Biz de değişim konusunda aynı şeyi söyleyeceğiz. Sağduyu, onu, sözde değişmez, birbirini takip eden ve birbirinden farklı olan durumlara ayıracaktır. Bu durumların her biri, daha yakından mı dikkate alınır, değiştiği fark edilir mi, şayet değişmeselerdi nasıl devam edecekleri sorusu sorulur mu? Sağduyu bir durumlar serisinin durumlar serisinin yerine çarçabuk kendileri de parçalanacak ve bu parçalanma da belirsiz bir noktaya kadar sürüp gidecek olan daha kısa bir başka durumlar serisini geçiriverir hemen. Sürenin özünün akıp gitmek olduğu ve birbirine bitişik süreklilerden de sürüp gidecek hiçbir şeyin yapılamayacağı nasıl olur da anlaşılmaz? Gerçek olan, bizim çektiğimiz basit enstantanelerden ibaret olan “durumlar”, bir kez daha değişimin uzunluğu değildir; bilakis gerçek olan akıştır, geçişin sürekliliğidir, değişimin kendisidir. Bu değişiklik bölünemez hatta özdekseldin Şayet zihnimiz onu kararsız olarak görmekte, ona bilmem hangi desteği eklemekte direnecek olursa bunun nedeni, birbiri üzerine yığılmış birtakım durumlar serisini onun yerine geçirmiş olmasıdır sadece fakat yapaydır bu çokluk, ondan kurmuş olduğu birlik de öyle. Burada söz konusu olan şey ise, sadece değişikliğin, sonsuza doğru uzayıp giden bir süre boyunca daima kendi kendisine uyan ve kendi kendisine bitişik bir değişikliğin aralıksız ilerleyişidir.
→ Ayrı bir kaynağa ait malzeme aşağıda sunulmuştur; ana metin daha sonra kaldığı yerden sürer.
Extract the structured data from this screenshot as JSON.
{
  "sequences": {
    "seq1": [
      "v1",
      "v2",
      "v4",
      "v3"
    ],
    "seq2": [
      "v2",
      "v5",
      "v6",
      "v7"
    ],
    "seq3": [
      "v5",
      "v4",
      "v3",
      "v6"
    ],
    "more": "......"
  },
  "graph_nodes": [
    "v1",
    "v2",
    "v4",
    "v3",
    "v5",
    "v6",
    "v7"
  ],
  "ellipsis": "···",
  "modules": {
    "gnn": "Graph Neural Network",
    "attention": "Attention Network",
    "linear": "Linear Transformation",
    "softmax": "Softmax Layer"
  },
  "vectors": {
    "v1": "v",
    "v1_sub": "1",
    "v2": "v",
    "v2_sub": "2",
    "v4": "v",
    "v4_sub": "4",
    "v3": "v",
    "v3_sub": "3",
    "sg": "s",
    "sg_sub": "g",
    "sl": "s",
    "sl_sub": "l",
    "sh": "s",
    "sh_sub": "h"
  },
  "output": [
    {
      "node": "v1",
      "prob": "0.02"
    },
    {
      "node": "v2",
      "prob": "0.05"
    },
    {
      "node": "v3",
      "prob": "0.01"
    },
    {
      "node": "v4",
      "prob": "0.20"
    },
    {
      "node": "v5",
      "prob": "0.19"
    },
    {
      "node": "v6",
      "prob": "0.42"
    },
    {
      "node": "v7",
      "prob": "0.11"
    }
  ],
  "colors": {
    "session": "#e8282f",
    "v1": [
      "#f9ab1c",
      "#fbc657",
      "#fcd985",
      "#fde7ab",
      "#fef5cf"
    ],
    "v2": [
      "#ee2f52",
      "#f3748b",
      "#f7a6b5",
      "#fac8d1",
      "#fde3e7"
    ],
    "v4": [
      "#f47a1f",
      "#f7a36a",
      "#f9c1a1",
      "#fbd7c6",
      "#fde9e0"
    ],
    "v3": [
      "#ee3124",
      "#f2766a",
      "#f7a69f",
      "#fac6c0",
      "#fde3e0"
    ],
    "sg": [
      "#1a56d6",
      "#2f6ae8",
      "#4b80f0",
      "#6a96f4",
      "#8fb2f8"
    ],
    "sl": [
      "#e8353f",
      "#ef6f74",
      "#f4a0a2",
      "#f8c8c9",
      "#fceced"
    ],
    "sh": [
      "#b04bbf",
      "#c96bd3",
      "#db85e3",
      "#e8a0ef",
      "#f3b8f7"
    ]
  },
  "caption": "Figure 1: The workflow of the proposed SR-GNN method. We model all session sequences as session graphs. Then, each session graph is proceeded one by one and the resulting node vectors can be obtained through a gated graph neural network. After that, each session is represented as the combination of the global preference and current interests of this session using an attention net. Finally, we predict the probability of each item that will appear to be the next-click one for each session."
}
Bu düşünceler zihnimizde çok sayıda kuşku, aynı zamanda da büyük beklentiler doğurmaktaydı. Kendi kendimize metafizik problemlerin belki de hatalı bir biçimde ortaya atılmış olduğunu fakat işte tam bu nedenden dolayı da artık onlara “ebedi” yani çözülmez gözüyle bakmaya yer olmadığını söylerdik. Metafizik, Elea’lı Zenon’un, zihnimizin tasarladığı üzere hem hareketin hem de değişimin ayrılmaz birer parçası olan çelişkilere dikkat çektiği günden bu yana mevcut olan bir olgudur. Hareketin ve değişimin akıl yoluyla ifadesi sonucu ortaya çıkmış bu güçlükleri keskinliği giderek artan bir zihnin gayretleri ile aşmak ve yorumlamak hem eski çağların hem de günümüzün filozoflarının en çok çaba harcadıkları konu olagelmiştir. İşte bu yüzdendir ki metafizik nesnelerin gerçekliklerini zamanın üzerinde, hareket eden ve değişen şeylerin ötesinde, bundan dolayı da hissettiğimiz ve bilincimiz tarafından algılanan şeylerin dışında aramaya mecbur kalmıştır. O zamandan beri de metafizik artık sadece kavramların az çok suni bir dizilişten, varsayımsal bir yapıdan başka bir şey olamamıştır. Tecrübenin ötesine geçmek iddiasındadır. Ne var ki gerçekte ancak devingen ve basit, giderek artan bir derinleşmeye maruz kalan, bundan dolayı da vahiylere gebe olan bir tecrübeyi, kurumuş ve değerini kaybetmiş bir özü, yine aynı tecrübeden veya daha doğrusu onun en suni yataklarından çekilip çıkarılmış soyut fikirlerden oluşan genel bir sistemi ikame etmek olmuştur. Bu tıpkı kelebeğin çıktığı koza üzerine bir makale yazmaya ve o makalede de uçan, değişen, yaşayan kelebeğin varlık nedeninin ve gelişiminin kabuğun değişmezliğinde yattığını ileri sürmek gibi bir şeydi, Bilakis gelin biz kozayı çekip çıkaralım. Krizaliti uyandıralım. Harekete devingenliğini, değişime akıcılığını, zamana süresini geri verelim. O zaman çözümü olanaksız “büyük problemler”in kabuk üzerinde kalıp kalmayacağını kim bilebilir? Bu problemler ne hareketle ne değişimle ne de zamanla, sadece bizim hatalı bir şekilde ya söz konusu problemler ya da onların eşdeğerleri olarak kabul ettiğimiz kavramsal kabukla ilgili olacaklardır. İşte o zaman metafizik tecrübenin bizatihi kendisi durumuna gelecektir. Süre kendini nasılsa o şekilde, devamlılığı olan bir yaradılış, yeniliğin kesintisiz bir fışkırışı olarak ortaya koyacaktır.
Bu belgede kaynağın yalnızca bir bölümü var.